Yun and Gather modified a human kidney cell to produce green fluorescent protein (GFP), the substance that makes jellyfish bioluminescent. This was their gain medium. They cultured these modified cells and placed one between two mirrors, creating the optical cavity—“a cell sandwich,” Yun says. They then sent pulses of blue light from a miniature laser (the pump source) through the cell, where it bounced between the mirrors. The cell glowed green, and light shot out. Through a microscope, the physicists saw a grayish mass (the cell) with luminescent spots (the laser).
Light Pinball: Physicists created a laser by placing mirrors on either side of a human cell and sending pulses of blue light through it. The light bounced back and forth until a laser beam shot out in one direction.

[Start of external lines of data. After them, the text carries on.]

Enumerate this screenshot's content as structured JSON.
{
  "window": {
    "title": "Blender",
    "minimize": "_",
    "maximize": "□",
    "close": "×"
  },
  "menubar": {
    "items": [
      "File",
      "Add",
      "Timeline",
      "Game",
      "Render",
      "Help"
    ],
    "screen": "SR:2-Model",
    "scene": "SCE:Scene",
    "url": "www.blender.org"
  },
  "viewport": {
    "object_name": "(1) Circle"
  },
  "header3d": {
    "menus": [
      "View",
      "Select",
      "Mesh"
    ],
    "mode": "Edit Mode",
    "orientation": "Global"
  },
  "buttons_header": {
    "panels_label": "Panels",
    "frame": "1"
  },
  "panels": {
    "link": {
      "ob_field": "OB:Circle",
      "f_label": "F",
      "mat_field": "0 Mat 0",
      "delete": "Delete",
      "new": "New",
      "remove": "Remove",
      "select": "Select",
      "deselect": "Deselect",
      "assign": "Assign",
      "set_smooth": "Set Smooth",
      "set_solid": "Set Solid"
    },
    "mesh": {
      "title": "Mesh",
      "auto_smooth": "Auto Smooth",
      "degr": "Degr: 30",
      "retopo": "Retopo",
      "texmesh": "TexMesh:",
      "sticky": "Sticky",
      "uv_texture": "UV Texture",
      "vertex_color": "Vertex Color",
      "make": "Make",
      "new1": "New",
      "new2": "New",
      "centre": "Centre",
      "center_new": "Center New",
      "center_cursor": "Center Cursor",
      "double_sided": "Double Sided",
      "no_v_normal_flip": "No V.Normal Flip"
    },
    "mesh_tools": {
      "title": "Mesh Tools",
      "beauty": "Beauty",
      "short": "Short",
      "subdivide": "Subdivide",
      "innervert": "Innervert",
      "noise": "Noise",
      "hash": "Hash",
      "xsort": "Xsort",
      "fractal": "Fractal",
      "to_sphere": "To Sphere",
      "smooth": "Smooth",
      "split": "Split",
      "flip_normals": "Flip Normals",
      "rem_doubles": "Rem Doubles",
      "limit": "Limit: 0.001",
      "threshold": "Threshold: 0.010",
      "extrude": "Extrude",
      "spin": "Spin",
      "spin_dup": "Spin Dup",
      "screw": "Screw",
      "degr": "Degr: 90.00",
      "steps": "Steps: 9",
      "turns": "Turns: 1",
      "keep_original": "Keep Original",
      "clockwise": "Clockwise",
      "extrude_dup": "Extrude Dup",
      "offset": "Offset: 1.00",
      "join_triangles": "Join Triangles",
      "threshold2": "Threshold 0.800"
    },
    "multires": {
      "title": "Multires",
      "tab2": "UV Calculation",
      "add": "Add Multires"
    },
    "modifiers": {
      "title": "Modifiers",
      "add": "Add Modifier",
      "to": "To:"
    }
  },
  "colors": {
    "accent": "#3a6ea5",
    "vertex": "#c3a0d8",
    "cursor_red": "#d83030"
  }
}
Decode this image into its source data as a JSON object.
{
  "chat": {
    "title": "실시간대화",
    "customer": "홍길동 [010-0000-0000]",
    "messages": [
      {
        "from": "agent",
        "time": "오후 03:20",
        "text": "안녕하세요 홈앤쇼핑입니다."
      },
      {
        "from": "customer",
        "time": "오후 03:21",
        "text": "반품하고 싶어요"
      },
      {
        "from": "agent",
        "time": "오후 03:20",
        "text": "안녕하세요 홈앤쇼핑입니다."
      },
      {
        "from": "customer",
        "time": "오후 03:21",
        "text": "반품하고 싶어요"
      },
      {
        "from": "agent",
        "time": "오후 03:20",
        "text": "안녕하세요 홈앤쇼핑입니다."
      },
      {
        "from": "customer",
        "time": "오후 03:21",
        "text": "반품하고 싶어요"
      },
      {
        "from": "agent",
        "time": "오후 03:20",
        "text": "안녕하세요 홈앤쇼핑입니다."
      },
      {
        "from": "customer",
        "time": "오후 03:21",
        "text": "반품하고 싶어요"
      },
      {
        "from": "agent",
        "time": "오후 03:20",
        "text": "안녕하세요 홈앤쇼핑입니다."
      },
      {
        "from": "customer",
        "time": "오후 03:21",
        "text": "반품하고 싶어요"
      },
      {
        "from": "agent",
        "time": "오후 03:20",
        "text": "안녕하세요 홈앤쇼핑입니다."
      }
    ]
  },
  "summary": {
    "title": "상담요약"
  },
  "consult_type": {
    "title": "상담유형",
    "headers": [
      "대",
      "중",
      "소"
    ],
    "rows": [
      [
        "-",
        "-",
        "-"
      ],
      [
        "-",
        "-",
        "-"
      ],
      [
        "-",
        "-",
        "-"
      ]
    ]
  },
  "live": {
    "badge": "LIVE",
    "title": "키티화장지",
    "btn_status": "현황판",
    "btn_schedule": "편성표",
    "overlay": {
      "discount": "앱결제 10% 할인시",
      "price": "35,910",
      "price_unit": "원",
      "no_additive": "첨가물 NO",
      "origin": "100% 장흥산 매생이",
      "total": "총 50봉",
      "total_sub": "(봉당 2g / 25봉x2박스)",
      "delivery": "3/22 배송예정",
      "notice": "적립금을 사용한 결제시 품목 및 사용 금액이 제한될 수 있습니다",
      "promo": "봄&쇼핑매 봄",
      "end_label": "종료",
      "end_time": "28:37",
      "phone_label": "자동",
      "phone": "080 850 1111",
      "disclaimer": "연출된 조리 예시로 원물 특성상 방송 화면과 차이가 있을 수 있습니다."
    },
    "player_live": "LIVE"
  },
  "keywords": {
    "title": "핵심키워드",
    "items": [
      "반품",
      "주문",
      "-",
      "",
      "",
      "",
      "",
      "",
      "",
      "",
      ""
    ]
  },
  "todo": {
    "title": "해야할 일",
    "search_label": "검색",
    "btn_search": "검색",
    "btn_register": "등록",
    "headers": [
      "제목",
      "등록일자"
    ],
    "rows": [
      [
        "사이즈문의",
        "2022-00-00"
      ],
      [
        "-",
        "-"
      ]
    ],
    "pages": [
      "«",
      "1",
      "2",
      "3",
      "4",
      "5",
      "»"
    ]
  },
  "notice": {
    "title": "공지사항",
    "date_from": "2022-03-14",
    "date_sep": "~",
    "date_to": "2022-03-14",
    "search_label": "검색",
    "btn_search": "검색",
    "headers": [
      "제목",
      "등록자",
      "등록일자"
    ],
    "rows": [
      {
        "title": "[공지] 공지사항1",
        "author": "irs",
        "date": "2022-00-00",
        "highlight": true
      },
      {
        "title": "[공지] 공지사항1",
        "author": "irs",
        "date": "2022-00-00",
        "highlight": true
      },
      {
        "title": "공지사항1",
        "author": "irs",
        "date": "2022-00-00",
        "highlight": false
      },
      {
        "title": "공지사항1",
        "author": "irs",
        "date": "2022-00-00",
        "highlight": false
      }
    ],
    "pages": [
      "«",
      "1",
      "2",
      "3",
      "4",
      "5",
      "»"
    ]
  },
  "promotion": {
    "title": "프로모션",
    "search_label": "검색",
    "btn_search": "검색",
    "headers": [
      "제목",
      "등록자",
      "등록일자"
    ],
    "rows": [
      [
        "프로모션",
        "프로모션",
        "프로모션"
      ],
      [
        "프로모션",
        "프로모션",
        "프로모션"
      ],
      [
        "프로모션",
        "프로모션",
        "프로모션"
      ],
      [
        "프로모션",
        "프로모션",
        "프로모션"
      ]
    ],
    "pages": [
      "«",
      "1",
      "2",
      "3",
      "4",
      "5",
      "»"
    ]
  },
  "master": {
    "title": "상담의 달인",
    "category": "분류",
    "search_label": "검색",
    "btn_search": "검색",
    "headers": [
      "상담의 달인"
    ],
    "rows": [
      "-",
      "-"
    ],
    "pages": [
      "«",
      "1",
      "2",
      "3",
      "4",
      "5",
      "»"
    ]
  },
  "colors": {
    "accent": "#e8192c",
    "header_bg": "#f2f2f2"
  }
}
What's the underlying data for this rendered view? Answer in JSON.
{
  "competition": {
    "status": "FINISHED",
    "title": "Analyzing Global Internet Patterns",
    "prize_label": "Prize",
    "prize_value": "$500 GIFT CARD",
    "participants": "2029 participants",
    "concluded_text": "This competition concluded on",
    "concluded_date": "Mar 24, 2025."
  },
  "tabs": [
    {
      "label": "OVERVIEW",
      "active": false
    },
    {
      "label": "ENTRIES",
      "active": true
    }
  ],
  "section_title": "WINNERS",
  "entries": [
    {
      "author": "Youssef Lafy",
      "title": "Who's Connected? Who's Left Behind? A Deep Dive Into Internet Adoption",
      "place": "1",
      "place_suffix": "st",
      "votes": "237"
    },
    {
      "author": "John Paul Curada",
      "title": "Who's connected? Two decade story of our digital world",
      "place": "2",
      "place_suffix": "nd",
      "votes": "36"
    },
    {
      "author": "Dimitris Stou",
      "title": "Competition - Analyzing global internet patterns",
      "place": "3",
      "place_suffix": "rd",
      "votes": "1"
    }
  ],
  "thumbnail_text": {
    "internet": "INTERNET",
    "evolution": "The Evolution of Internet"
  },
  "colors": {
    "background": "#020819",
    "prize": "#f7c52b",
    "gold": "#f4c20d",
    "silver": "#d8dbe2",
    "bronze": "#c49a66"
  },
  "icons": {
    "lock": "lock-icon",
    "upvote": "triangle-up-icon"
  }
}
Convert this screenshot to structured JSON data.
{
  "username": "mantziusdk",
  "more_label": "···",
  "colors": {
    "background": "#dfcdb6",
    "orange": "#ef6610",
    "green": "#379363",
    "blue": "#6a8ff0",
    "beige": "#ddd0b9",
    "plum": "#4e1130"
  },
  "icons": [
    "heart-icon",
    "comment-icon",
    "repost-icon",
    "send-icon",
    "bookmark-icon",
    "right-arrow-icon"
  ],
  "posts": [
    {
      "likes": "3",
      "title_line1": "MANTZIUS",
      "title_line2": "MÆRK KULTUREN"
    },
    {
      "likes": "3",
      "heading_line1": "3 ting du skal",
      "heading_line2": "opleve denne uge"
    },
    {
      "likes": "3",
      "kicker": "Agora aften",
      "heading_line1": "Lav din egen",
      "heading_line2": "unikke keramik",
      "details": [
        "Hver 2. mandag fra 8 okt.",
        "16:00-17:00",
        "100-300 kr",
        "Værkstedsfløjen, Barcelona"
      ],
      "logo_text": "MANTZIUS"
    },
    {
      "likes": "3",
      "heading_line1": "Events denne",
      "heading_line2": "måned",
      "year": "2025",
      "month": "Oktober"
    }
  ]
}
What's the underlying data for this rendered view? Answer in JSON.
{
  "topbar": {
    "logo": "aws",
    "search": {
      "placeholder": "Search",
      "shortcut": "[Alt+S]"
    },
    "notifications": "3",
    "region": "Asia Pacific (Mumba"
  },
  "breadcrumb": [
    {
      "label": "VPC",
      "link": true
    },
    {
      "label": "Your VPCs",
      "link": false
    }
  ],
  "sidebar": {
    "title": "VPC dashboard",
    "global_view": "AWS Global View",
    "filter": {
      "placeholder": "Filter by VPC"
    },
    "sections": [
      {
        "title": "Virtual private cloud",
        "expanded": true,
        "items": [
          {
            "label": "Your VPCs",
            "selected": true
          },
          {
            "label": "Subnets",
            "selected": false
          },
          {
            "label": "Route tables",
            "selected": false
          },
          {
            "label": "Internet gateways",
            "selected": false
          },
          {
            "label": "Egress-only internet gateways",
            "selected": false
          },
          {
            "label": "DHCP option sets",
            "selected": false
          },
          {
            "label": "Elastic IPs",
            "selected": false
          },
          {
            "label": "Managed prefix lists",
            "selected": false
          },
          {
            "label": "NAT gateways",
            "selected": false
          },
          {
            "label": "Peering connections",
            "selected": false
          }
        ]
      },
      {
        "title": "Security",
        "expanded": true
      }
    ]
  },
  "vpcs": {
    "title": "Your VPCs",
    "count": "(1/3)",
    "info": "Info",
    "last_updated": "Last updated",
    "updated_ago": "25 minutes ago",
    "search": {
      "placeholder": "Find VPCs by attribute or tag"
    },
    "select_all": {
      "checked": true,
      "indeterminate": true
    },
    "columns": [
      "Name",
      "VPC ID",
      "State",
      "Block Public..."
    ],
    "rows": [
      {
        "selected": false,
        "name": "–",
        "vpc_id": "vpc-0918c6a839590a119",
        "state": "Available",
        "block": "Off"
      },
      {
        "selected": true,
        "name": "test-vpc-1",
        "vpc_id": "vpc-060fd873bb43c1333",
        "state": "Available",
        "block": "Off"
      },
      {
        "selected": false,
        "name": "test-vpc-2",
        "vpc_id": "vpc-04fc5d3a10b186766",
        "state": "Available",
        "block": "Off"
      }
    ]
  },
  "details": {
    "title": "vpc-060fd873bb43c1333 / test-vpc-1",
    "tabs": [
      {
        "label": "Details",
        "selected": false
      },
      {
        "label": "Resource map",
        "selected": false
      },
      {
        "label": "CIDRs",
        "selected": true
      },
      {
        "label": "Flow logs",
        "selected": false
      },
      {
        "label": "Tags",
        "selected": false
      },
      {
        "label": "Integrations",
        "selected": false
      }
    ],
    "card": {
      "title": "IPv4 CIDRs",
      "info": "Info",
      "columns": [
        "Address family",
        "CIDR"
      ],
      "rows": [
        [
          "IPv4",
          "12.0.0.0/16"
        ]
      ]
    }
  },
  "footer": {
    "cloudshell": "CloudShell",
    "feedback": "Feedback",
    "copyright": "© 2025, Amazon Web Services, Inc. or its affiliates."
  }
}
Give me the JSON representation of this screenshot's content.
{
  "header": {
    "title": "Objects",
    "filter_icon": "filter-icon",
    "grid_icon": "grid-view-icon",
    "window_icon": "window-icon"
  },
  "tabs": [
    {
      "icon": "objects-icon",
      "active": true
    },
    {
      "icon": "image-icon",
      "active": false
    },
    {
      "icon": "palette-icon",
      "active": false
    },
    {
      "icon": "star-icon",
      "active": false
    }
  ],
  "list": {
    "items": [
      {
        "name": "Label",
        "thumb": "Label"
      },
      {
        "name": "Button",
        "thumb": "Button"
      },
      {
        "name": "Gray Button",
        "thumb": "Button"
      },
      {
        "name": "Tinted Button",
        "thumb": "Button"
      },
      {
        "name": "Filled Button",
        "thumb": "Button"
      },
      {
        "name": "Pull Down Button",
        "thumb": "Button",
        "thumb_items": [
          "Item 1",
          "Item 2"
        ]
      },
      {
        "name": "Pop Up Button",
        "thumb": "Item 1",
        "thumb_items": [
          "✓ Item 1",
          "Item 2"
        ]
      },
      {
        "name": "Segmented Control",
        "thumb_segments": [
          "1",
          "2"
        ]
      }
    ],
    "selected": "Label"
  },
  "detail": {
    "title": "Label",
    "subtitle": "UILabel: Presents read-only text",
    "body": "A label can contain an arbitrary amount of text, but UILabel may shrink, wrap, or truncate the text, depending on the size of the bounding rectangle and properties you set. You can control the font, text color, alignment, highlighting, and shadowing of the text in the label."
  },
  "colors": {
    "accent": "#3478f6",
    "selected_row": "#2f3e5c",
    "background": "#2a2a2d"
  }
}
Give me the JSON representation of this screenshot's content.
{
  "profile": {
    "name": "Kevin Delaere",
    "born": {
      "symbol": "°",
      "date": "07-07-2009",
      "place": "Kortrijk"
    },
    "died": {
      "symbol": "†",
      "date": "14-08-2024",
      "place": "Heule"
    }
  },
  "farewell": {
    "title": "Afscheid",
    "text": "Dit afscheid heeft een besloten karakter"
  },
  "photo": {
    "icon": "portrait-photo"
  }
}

A living laser could be used to activate cancer-treating drugs using photodynamic therapy. Doctors could inject light-sensitive compounds into a patient’s bloodstream to seek out tumors and diseased cells. Normally, such compounds are activated externally, but if both the drugs and the light itself were internal, treatment would be more precise. For now, though, Yun is primarily interested in the possibility of using his human laser to detect slight changes in cells. The intracavity light passes through the cells thousands or millions of times before exiting as a laser beam. Yun says that scientists could use the ricocheting light to monitor cell behavior with unprecedented sensitivity, similar to an intracellular high-speed camera. And yes, he says, his process could one day allow people to shoot laser beams from their eyes, though it would be more flashlight than death ray. “If a light source was implanted in the eye, it might be possible to control it with brain signals.”